Les œuvres sculptées aussi ont un caractère hautement documentaire, outre leur caractère artistique. Ainsi les Prophètes, les Vices du portail de la cathédrale d’Amiens, les bas-reliefs des porches de Notre-Dame de Chartres, les œuvres sculpturales de tant d’autres cathédrales constituent l’interprétation en pierre de conceptions bien définies.[1]

Il nous est parvenu quelques 25,000 vases grecs. C’est un riche répertoire documentaire plus sûr que les textes. Il nous donne une idée de la grande peinture dont les originaux sont irrémédiablement perdus. Articles industriels, ces vases se prêtent à un classement géographique et chronologique infiniment mieux que les vestiges de la statuaire.

d) Collections. — Les œuvres d’art sont réunies en des collections publiques ou privées (musées, galeries, Pinacothèques, Glyptothèques). Les plus célèbres sont, en France, celles du Louvre et de Versailles ; à Rome, celles du Vatican et du Palais Farnèse, celles de Florence, de Dresde ; les deux Pinacothèques (ancienne et nouvelle) de Munich ; les musées de Leningrad, Amsterdam, Bruxelles et les musées du Nouveau monde, entr’autres ceux de New-York, Boston, Chicago, Philadelphie, etc. Les collections de tableaux et de sculptures font l’objet de la Muséographie.

e) Reproduction. — Les œuvres d’art sont produites en original, elles peuvent donner lieu ensuite à des reproductions, soit plastiques, soit graphiques.
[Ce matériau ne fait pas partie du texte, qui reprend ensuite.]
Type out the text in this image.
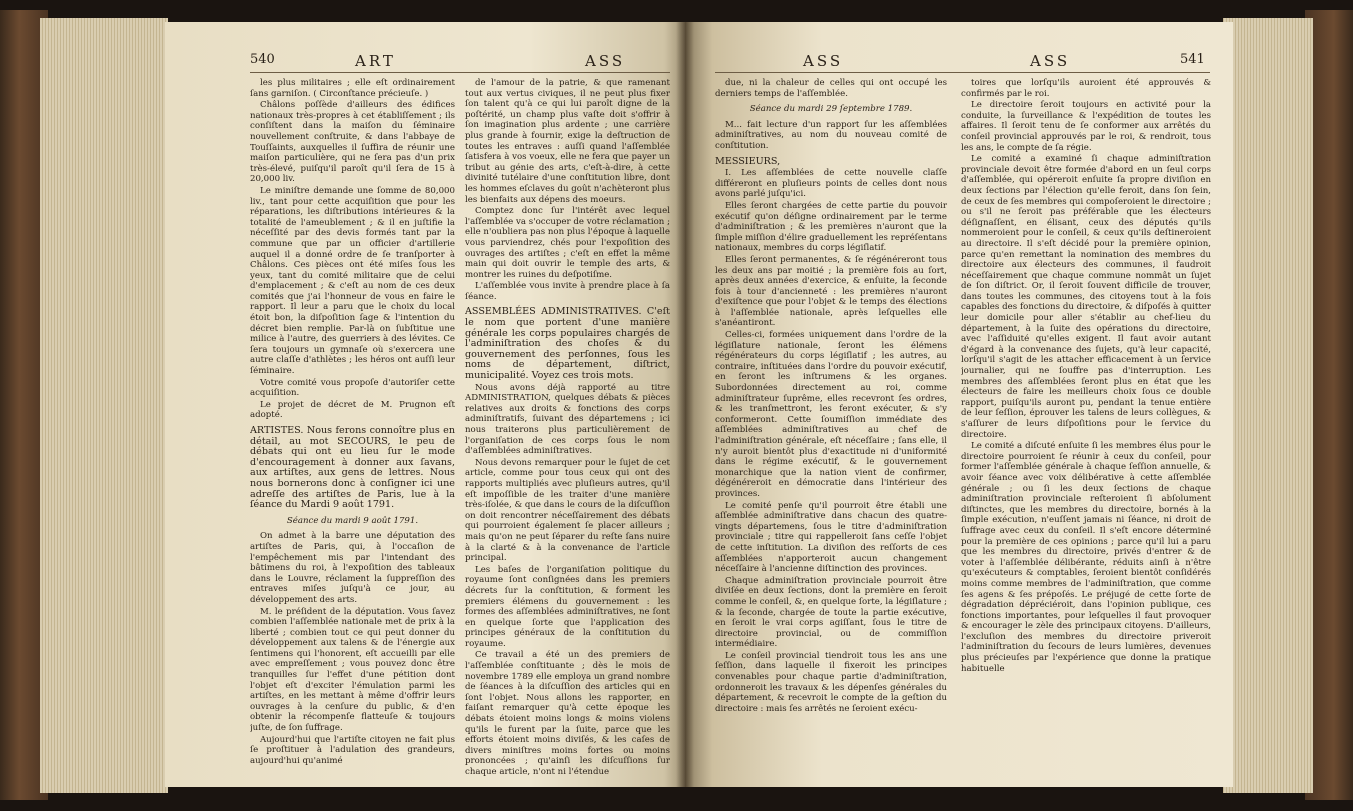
540	ART	ASS

les plus militaires ; elle eſt ordinairement ſans garniſon. ( Circonſtance précieuſe. )

Châlons poſſède d'ailleurs des édifices nationaux très-propres à cet établiſſement ; ils conſiſtent dans la maiſon du ſéminaire nouvellement conſtruite, & dans l'abbaye de Touſſaints, auxquelles il ſuffira de réunir une maiſon particulière, qui ne ſera pas d'un prix très-élevé, puiſqu'il paroît qu'il ſera de 15 à 20,000 liv.

Le miniſtre demande une ſomme de 80,000 liv., tant pour cette acquiſition que pour les réparations, les diſtributions intérieures & la totalité de l'ameublement ; & il en juſtifie la néceſſité par des devis formés tant par la commune que par un officier d'artillerie auquel il a donné ordre de ſe tranſporter à Châlons. Ces pièces ont été miſes ſous les yeux, tant du comité militaire que de celui d'emplacement ; & c'eſt au nom de ces deux comités que j'ai l'honneur de vous en faire le rapport. Il leur a paru que le choix du local étoit bon, la diſpoſition ſage & l'intention du décret bien remplie. Par-là on ſubſtitue une milice à l'autre, des guerriers à des lévites. Ce ſera toujours un gymnaſe où s'exercera une autre claſſe d'athlètes ; les héros ont auſſi leur ſéminaire.

Votre comité vous propoſe d'autoriſer cette acquiſition.

Le projet de décret de M. Prugnon eſt adopté.

ARTISTES. Nous ferons connoître plus en détail, au mot SECOURS, le peu de débats qui ont eu lieu ſur le mode d'encouragement à donner aux ſavans, aux artiſtes, aux gens de lettres. Nous nous bornerons donc à conſigner ici une adreſſe des artiſtes de Paris, lue à la ſéance du Mardi 9 août 1791.

Séance du mardi 9 août 1791.

On admet à la barre une députation des artiſtes de Paris, qui, à l'occaſion de l'empêchement mis par l'intendant des bâtimens du roi, à l'expoſition des tableaux dans le Louvre, réclament la ſuppreſſion des entraves miſes juſqu'à ce jour, au développement des arts.

M. le préſident de la députation. Vous ſavez combien l'aſſemblée nationale met de prix à la liberté ; combien tout ce qui peut donner du développement aux talens & de l'énergie aux ſentimens qui l'honorent, eſt accueilli par elle avec empreſſement ; vous pouvez donc être tranquilles ſur l'effet d'une pétition dont l'objet eſt d'exciter l'émulation parmi les artiſtes, en les mettant à même d'offrir leurs ouvrages à la cenſure du public, & d'en obtenir la récompenſe flatteuſe & toujours juſte, de ſon ſuffrage.

Aujourd'hui que l'artiſte citoyen ne fait plus ſe proſtituer à l'adulation des grandeurs, aujourd'hui qu'animé

de l'amour de la patrie, & que ramenant tout aux vertus civiques, il ne peut plus fixer ſon talent qu'à ce qui lui paroît digne de la poſtérité, un champ plus vaſte doit s'offrir à ſon imagination plus ardente ; une carrière plus grande à fournir, exige la deſtruction de toutes les entraves : auſſi quand l'aſſemblée ſatisfera à vos voeux, elle ne fera que payer un tribut au génie des arts, c'eſt-à-dire, à cette divinité tutélaire d'une conſtitution libre, dont les hommes eſclaves du goût n'achèteront plus les bienfaits aux dépens des moeurs.

Comptez donc ſur l'intérêt avec lequel l'aſſemblée va s'occuper de votre réclamation ; elle n'oubliera pas non plus l'époque à laquelle vous parviendrez, chés pour l'expoſition des ouvrages des artiſtes ; c'eſt en effet la même main qui doit ouvrir le temple des arts, & montrer les ruines du deſpotiſme.

L'aſſemblée vous invite à prendre place à ſa ſéance.

ASSEMBLÉES ADMINISTRATIVES. C'eſt le nom que portent d'une manière générale les corps populaires chargés de l'adminiſtration des choſes & du gouvernement des perſonnes, ſous les noms de département, diſtrict, municipalité. Voyez ces trois mots.

Nous avons déjà rapporté au titre ADMINISTRATION, quelques débats & pièces relatives aux droits & fonctions des corps adminiſtratifs, ſuivant des départemens ; ici nous traiterons plus particulièrement de l'organiſation de ces corps ſous le nom d'aſſemblées adminiſtratives.

Nous devons remarquer pour le ſujet de cet article, comme pour tous ceux qui ont des rapports multipliés avec pluſieurs autres, qu'il eſt impoſſible de les traiter d'une manière très-iſolée, & que dans le cours de la diſcuſſion on doit rencontrer néceſſairement des débats qui pourroient également ſe placer ailleurs ; mais qu'on ne peut ſéparer du reſte ſans nuire à la clarté & à la convenance de l'article principal.

Les baſes de l'organiſation politique du royaume ſont conſignées dans les premiers décrets ſur la conſtitution, & forment les premiers élémens du gouvernement : les formes des aſſemblées adminiſtratives, ne ſont en quelque ſorte que l'application des principes généraux de la conſtitution du royaume.

Ce travail a été un des premiers de l'aſſemblée conſtituante ; dès le mois de novembre 1789 elle employa un grand nombre de ſéances à la diſcuſſion des articles qui en ſont l'objet. Nous allons les rapporter, en faiſant remarquer qu'à cette époque les débats étoient moins longs & moins violens qu'ils le furent par la ſuite, parce que les efforts étoient moins diviſés, & les caſes de divers miniſtres moins fortes ou moins prononcées ; qu'ainſi les diſcuſſions ſur chaque article, n'ont ni l'étendue

ASS	ASS	541

due, ni la chaleur de celles qui ont occupé les derniers temps de l'aſſemblée.

Séance du mardi 29 ſeptembre 1789.

M... fait lecture d'un rapport ſur les aſſemblées adminiſtratives, au nom du nouveau comité de conſtitution.

MESSIEURS,

I. Les aſſemblées de cette nouvelle claſſe différeront en pluſieurs points de celles dont nous avons parlé juſqu'ici.

Elles ſeront chargées de cette partie du pouvoir exécutif qu'on déſigne ordinairement par le terme d'adminiſtration ; & les premières n'auront que la ſimple miſſion d'élire graduellement les repréſentans nationaux, membres du corps légiſlatif.

Elles ſeront permanentes, & ſe régénéreront tous les deux ans par moitié ; la première fois au ſort, après deux années d'exercice, & enſuite, la ſeconde fois à tour d'ancienneté : les premières n'auront d'exiſtence que pour l'objet & le temps des élections à l'aſſemblée nationale, après leſquelles elle s'anéantiront.

Celles-ci, formées uniquement dans l'ordre de la légiſlature nationale, ſeront les élémens régénérateurs du corps légiſlatif ; les autres, au contraire, inſtituées dans l'ordre du pouvoir exécutif, en ſeront les inſtrumens & les organes. Subordonnées directement au roi, comme adminiſtrateur ſuprême, elles recevront ſes ordres, & les tranſmettront, les feront exécuter, & s'y conformeront. Cette ſoumiſſion immédiate des aſſemblées adminiſtratives au chef de l'adminiſtration générale, eſt néceſſaire ; ſans elle, il n'y auroit bientôt plus d'exactitude ni d'uniformité dans le régime exécutif, & le gouvernement monarchique que la nation vient de confirmer, dégénéreroit en démocratie dans l'intérieur des provinces.

Le comité penſe qu'il pourroit être établi une aſſemblée adminiſtrative dans chacun des quatre-vingts départemens, ſous le titre d'adminiſtration provinciale ; titre qui rappelleroit ſans ceſſe l'objet de cette inſtitution. La diviſion des reſſorts de ces aſſemblées n'apporteroit aucun changement néceſſaire à l'ancienne diſtinction des provinces.

Chaque adminiſtration provinciale pourroit être diviſée en deux ſections, dont la première en ſeroit comme le conſeil, &, en quelque ſorte, la légiſlature ; & la ſeconde, chargée de toute la partie exécutive, en ſeroit le vrai corps agiſſant, ſous le titre de directoire provincial, ou de commiſſion intermédiaire.

Le conſeil provincial tiendroit tous les ans une ſeſſion, dans laquelle il fixeroit les principes convenables pour chaque partie d'adminiſtration, ordonneroit les travaux & les dépenſes générales du département, & recevroit le compte de la geſtion du directoire : mais ſes arrêtés ne ſeroient exécu-

toires que lorſqu'ils auroient été approuvés & confirmés par le roi.

Le directoire ſeroit toujours en activité pour la conduite, la ſurveillance & l'expédition de toutes les affaires. Il ſeroit tenu de ſe conformer aux arrêtés du conſeil provincial approuvés par le roi, & rendroit, tous les ans, le compte de ſa régie.

Le comité a examiné ſi chaque adminiſtration provinciale devoit être formée d'abord en un ſeul corps d'aſſemblée, qui opéreroit enſuite ſa propre diviſion en deux ſections par l'élection qu'elle feroit, dans ſon ſein, de ceux de ſes membres qui compoſeroient le directoire ; ou s'il ne ſeroit pas préférable que les électeurs déſignaſſent, en élisant, ceux des députés qu'ils nommeroient pour le conſeil, & ceux qu'ils deſtineroient au directoire. Il s'eſt décidé pour la première opinion, parce qu'en remettant la nomination des membres du directoire aux électeurs des communes, il faudroit néceſſairement que chaque commune nommât un ſujet de ſon diſtrict. Or, il ſeroit ſouvent difficile de trouver, dans toutes les communes, des citoyens tout à la fois capables des fonctions du directoire, & diſpoſés à quitter leur domicile pour aller s'établir au chef-lieu du département, à la ſuite des opérations du directoire, avec l'aſſiduité qu'elles exigent. Il faut avoir autant d'égard à la convenance des ſujets, qu'à leur capacité, lorſqu'il s'agit de les attacher efficacement à un ſervice journalier, qui ne ſouffre pas d'interruption. Les membres des aſſemblées ſeront plus en état que les électeurs de faire les meilleurs choix ſous ce double rapport, puiſqu'ils auront pu, pendant la tenue entière de leur ſeſſion, éprouver les talens de leurs collègues, & s'aſſurer de leurs diſpoſitions pour le ſervice du directoire.

Le comité a diſcuté enſuite ſi les membres élus pour le directoire pourroient ſe réunir à ceux du conſeil, pour former l'aſſemblée générale à chaque ſeſſion annuelle, & avoir ſéance avec voix délibérative à cette aſſemblée générale ; ou ſi les deux ſections de chaque adminiſtration provinciale reſteroient ſi abſolument diſtinctes, que les membres du directoire, bornés à la ſimple exécution, n'euſſent jamais ni ſéance, ni droit de ſuffrage avec ceux du conſeil. Il s'eſt encore déterminé pour la première de ces opinions ; parce qu'il lui a paru que les membres du directoire, privés d'entrer & de voter à l'aſſemblée délibérante, réduits ainſi à n'être qu'exécuteurs & comptables, ſeroient bientôt conſidérés moins comme membres de l'adminiſtration, que comme ſes agens & ſes prépoſés. Le préjugé de cette ſorte de dégradation dépréciéroit, dans l'opinion publique, ces fonctions importantes, pour leſquelles il faut provoquer & encourager le zèle des principaux citoyens. D'ailleurs, l'excluſion des membres du directoire priveroit l'adminiſtration du ſecours de leurs lumières, devenues plus précieuſes par l'expérience que donne la pratique habituelle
Les moulages des productions de l’art statuaire sont en plâtre, staff, ciment, carton-pierre, etc. Il existe des musées de moulage.

Les procédés graphiques sont ceux de l’imprimerie. L’exactitude étant la qualité maîtresse requise, les éditions se succèdent avec le but notamment d’un perfectionnement que l’on peut suivre tel à travers les divers ouvrages effectués. Par les procédés de reproduction, les œuvres de peinture et de sculpture se sont multipliées immensément. Au début, on a procédé à la reproduction d’œuvres originales préexistantes ; on voit maintenant des créations picturales et sculpturales avoir comme but premier et dernier la reproduction mécanique. On pourrait aujourd’hui réaliser une série de copies en plâtre ou sur toile en couleurs, grandeur naturelle, de toutes les œuvres de peinture et de sculpture, de toutes les nations, de tous les temps et ce dans des buts de documentation. Ces copies serviraient soit à des expositions itinérantes, soit aux collections permanentes. Quelque jour, les progrès du moulage, de l’imprimerie et des presses permettront de réaliser la multiplication des tableaux à grande échelle comme déjà à l’inverse sont obtenues les copies en réduction. Un Musée universel d’art par la reproduction, présentant dans un ordre classé l’ensemble des œuvres magistrales, est un desideratum.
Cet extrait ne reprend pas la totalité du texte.